Till the cows come home

Posted on 12 May 2020

Chris Hock visits a regenerative farming project that might change the face of the Karoo.

‘South Africa is reputedly the second-most fenced place on Earth (after Texas), partly due to historic government grants aimed at reducing farm labour’. Image: Alamy/Gallo Images.

Driving north from Cape Town, the air gets brighter and warmer and cleaner as I climb out of the Boland onto the high, dry country of the Karoo. In Beaufort West I meet with Bool Smuts, CEO of the Landmark Foundation and guiding spirit of its ‘shepherding back biodiversity’ project. We drive north off the N1 and onto a dirt road which dips through dry rivulets every few kilometres. Up on a plateau, we enter the five adjoining farms on which Bool is taking down fences and replacing them with shepherds.

Herded grazing and night kraals are the two pillars of regenerative agriculture. Grasslands evolved this way over the eons – with short intense impact from grazing and long recovery periods – and Bool wants to show it’s still the best pattern. He aims to sustainably double the farm’s traditional stocking rate. Early results (four years in) are encouraging – they’ve survived three years of savage drought without having to buy in fodder.

Taking down fences is controversial because predators cause costly losses. Sheep farmers manage predation risk with lots of fencing, hunting, poison and setting gin traps (typically 100 per farm, catching 10 times more by-catch than jackals) – and still they lose 10% of their sheep every year. Bool’s success in eliminating predation by shepherding is challenging evidence which clashes with long-held beliefs among fellow farmers.

South Africa is reputedly the second-most fenced place on Earth (after Texas), largely due to historic government grants aimed at reducing farm labour. Bool replaces fences with semi-skilled labour (his six shepherds earn 60% more than the average farm worker). And removing fences pays for itself; the resale of wire and poles is equal to their removal cost.
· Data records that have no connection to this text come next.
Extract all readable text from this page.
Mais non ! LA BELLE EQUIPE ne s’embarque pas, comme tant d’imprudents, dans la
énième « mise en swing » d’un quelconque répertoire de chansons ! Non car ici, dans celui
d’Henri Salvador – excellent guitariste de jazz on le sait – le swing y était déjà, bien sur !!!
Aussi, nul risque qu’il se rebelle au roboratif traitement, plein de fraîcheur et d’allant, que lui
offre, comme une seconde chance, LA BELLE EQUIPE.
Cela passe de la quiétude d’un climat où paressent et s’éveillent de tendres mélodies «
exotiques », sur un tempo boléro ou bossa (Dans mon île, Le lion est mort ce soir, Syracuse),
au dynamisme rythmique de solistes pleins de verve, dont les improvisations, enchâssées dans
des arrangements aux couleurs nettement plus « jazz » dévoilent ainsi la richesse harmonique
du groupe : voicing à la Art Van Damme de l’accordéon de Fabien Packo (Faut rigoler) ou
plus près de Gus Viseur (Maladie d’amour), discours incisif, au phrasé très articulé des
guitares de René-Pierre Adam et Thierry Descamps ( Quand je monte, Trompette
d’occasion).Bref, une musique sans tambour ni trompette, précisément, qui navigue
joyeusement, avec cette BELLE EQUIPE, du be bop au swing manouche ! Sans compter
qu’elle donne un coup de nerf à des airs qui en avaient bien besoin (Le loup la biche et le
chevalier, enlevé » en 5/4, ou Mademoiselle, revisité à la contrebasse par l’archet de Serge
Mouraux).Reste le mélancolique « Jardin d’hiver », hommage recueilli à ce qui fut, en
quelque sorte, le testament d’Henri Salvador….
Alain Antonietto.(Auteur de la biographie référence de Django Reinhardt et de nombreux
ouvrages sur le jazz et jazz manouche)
The cattle and sheep divide themselves into their separate kraals at the end of the day. Image credit: Chris Hock

Early next morning we drive north-east, snaking along a dry riverbed for a while. Up on a high viewpoint, the purple dawn is receding over the Karoo – the Three Sisters visible among the distant blue mountains, a large reservoir fed by solar-powered water pumps below us. Water systems are the main investment required by fenceless farming – the big herd drinks 25,000 litres a day and must pass a water point on every daily grazing loop.

Herding imitates the interaction of wild animals and grasslands, and boosts regeneration. The overnight kraals are especially effective: hooves break the soil crust, and nutrients and seeds are introduced via manure. The kraals are moved weekly and never return to the same site. Six to 24 months later, their green footprints are easily visible – living islands invigorating the surrounding veld.

Continuous grazing, by contrast, exhausts plant roots – and as the plants go, so does the soil. Overgrazing affects more than a billion acres globally and has given rise to the (mistaken) notion that animals must be removed for land to recover. Counter-intuitively, the key to pasture health is the interaction between animals and land – how long a piece of grassland is grazed and how long it rests before the next grazing. Finding the optimal balance of these two has become known as managed grazing.

Project manager Bool Smuts inspecting grazing conditions. Image credit: Chris Hock

The fate of water and carbon are intertwined in the soil too – damaged soils lose water and carbon dioxide, healthy soils acquire and hold both. Planned grazing (at triple stocking rates) on half the world’s grasslands would sequester enough carbon to return us to pre-industrial levels, while still feeding people.

It’s the end of the day. We’ve driven over half the farm – chased by dramatic rain clouds sweeping in from the west – and viewed lambing pens, kicked clods on an old kraal site and watched as the cows came home (literally) in the spattering rain. Separating cows from sheep for kraaling looks like organised slow-motion chaos, but 20 minutes later the two herds are in their kraals – the cows calm and quiet, the sheep still making a lot of noise.

That night it rained three millimetres, and everything was freshly washed on my drive back to Cape Town. Between Worcester and Paarl I decided to take the old road winding over the mountain. I hadn’t been up there in years and the staggering views increased my appreciation of the engineering marvel that was the tunnel far below. The shepherds in the Karoo behind me seemed to belong to another world, but the very old path they’d chosen may just turn out to be the elegant new route to rural prosperity, reversing desertification and averting climate catastrophe.